My son's dad moved away (once his relationship with the woman he left me for broke down and the courts ordered him to pay for the divorce (karma) he didn't see him till he was 1 yr then he's seen him twice since he hasn't seen him since he was 18 months old...but my partner taken him as his own and as much as I have always brought him up to know where he came from he now classes my new partner (of 3 yrs) as his dad .....also I do not bad mouth his biological dad and It won't affect my son as I don't ever let it affect him ...in our area there are some fab free counselling services free of charge and luckily I know some through the line of work I do ...I may look into that soon .Thanks again x

Jun 30, 2014
6 years later... I am now grieving.
by: Doreen UK

Sharon this is so very unfair to have the carpet pulled from under you. How could your husband do this to you? What goes around comes around and I hope you find out that justice is served because no wife deserves to have this happen to her. There seemed to be no reason for you to suspect that he had someone else in his life. As a young married couple. He should have been honest with you. One of the first signs of a man pulling away is him being distant. I hope that you have supportive family to help you work through your loss's. To lose everything causes your world to crumble, and not be able to process fully what has happened. By that time you would have had your baby and busy rearing him and now only able to deal with your grief. It may feel more painful because you repressed this. You could go and see a bereavement counsellor for support. You have to grieve the loss of a marriage, house, and job. So where are you now in your life? e.g. Job, home, and family. What support are you getting from people around you? Your first point of grief will be crying. Don't stop this when the tears come. Honour how you feel and you will pass through the grief easier. Children have a wonderful way of allowing a mother to feel loved, just by a smile or some antic that will fill you with joy. You didn't lose everything. What is the situation between your EX and his child? is he in his life? is he supportive towards his child? These are the problems that will affect your grief and how long you will be in this hard place of struggle. It is so very hard when you have been secure in your life and then to have your world blown apart like this. Grief does catch up with all of us at some time in our life.

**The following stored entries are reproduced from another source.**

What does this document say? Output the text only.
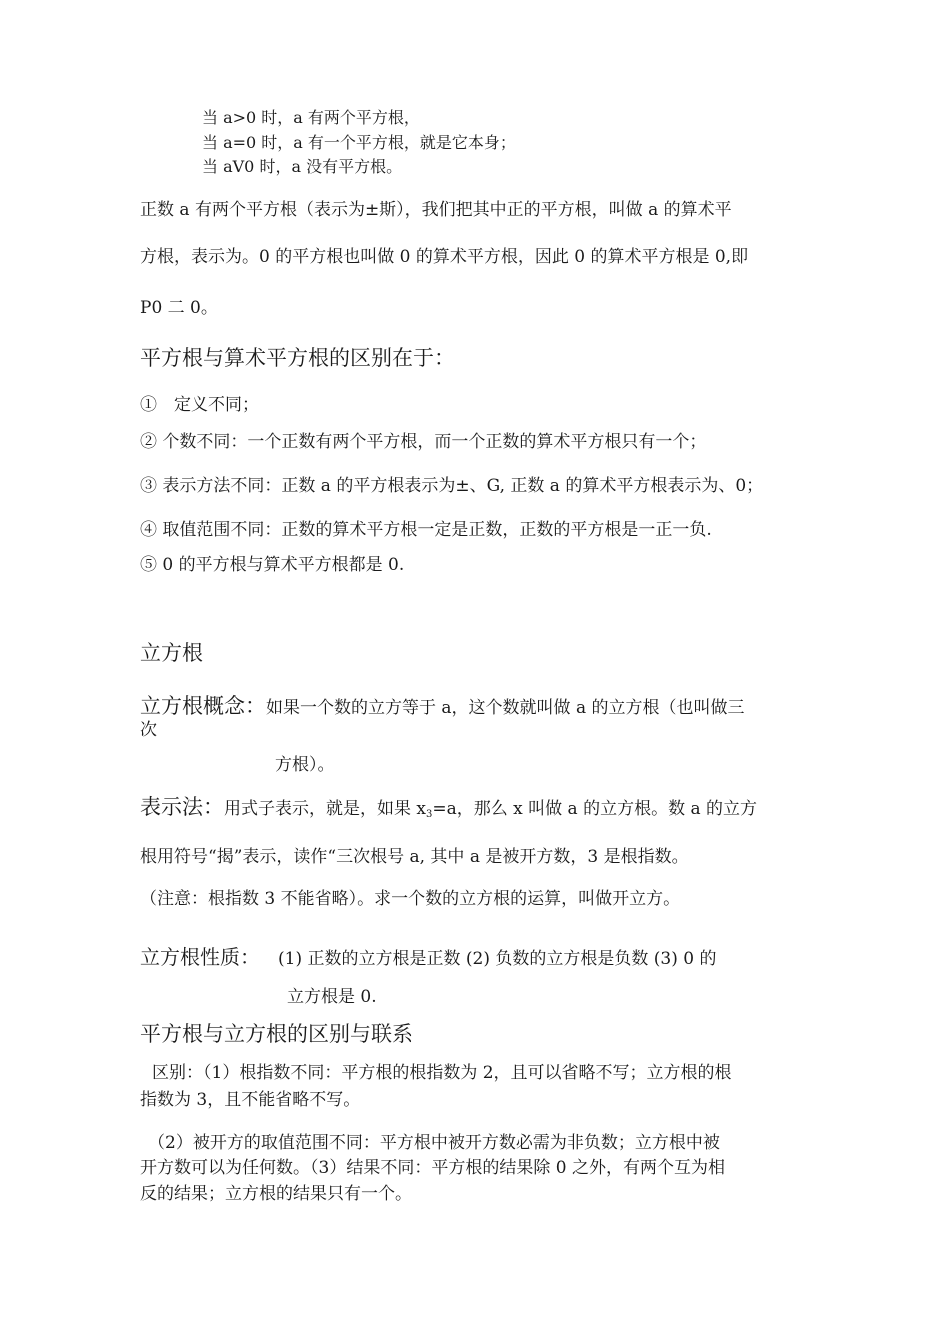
当 a>0 时，a 有两个平方根，
当 a=0 时，a 有一个平方根，就是它本身；
当 aV0 时，a 没有平方根。
正数 a 有两个平方根（表示为±斯），我们把其中正的平方根，叫做 a 的算术平
方根，表示为。0 的平方根也叫做 0 的算术平方根，因此 0 的算术平方根是 0,即
P0 二 0。
平方根与算术平方根的区别在于：
①　定义不同；
② 个数不同：一个正数有两个平方根，而一个正数的算术平方根只有一个；
③ 表示方法不同：正数 a 的平方根表示为±、G, 正数 a 的算术平方根表示为、0；
④ 取值范围不同：正数的算术平方根一定是正数，正数的平方根是一正一负.
⑤ 0 的平方根与算术平方根都是 0.
立方根
立方根概念：如果一个数的立方等于 a，这个数就叫做 a 的立方根（也叫做三
次
方根）。
表示法：用式子表示，就是，如果 $x_3=a$，那么 x 叫做 a 的立方根。数 a 的立方
根用符号“揭”表示，读作“三次根号 a, 其中 a 是被开方数，3 是根指数。
（注意：根指数 3 不能省略）。求一个数的立方根的运算，叫做开立方。
立方根性质： (1) 正数的立方根是正数 (2) 负数的立方根是负数 (3) 0 的
立方根是 0.
平方根与立方根的区别与联系
区别：（1）根指数不同：平方根的根指数为 2，且可以省略不写；立方根的根
指数为 3，且不能省略不写。
（2）被开方的取值范围不同：平方根中被开方数必需为非负数；立方根中被
开方数可以为任何数。（3）结果不同：平方根的结果除 0 之外，有两个互为相
反的结果；立方根的结果只有一个。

Because life is like this today. Very difficult. We just don't have a handle on how to grieve and it is such a tough learning curve. When the dust settles it is only then that feeling low starts the whole process of grief. Just get the support you need otherwise it will affect your child. Children have a way of picking up on their mother's emotions. Your husband should have been open and up front so that you would not have to take the heat of the whole problem shattering your world. This was very cruel. You will get through this and become a stronger person. I think life is easier in your part of the U.K. Living in the London area our resources are low and we don't get the support we need. House prices are better up your end. Please write back with an update, and for further support.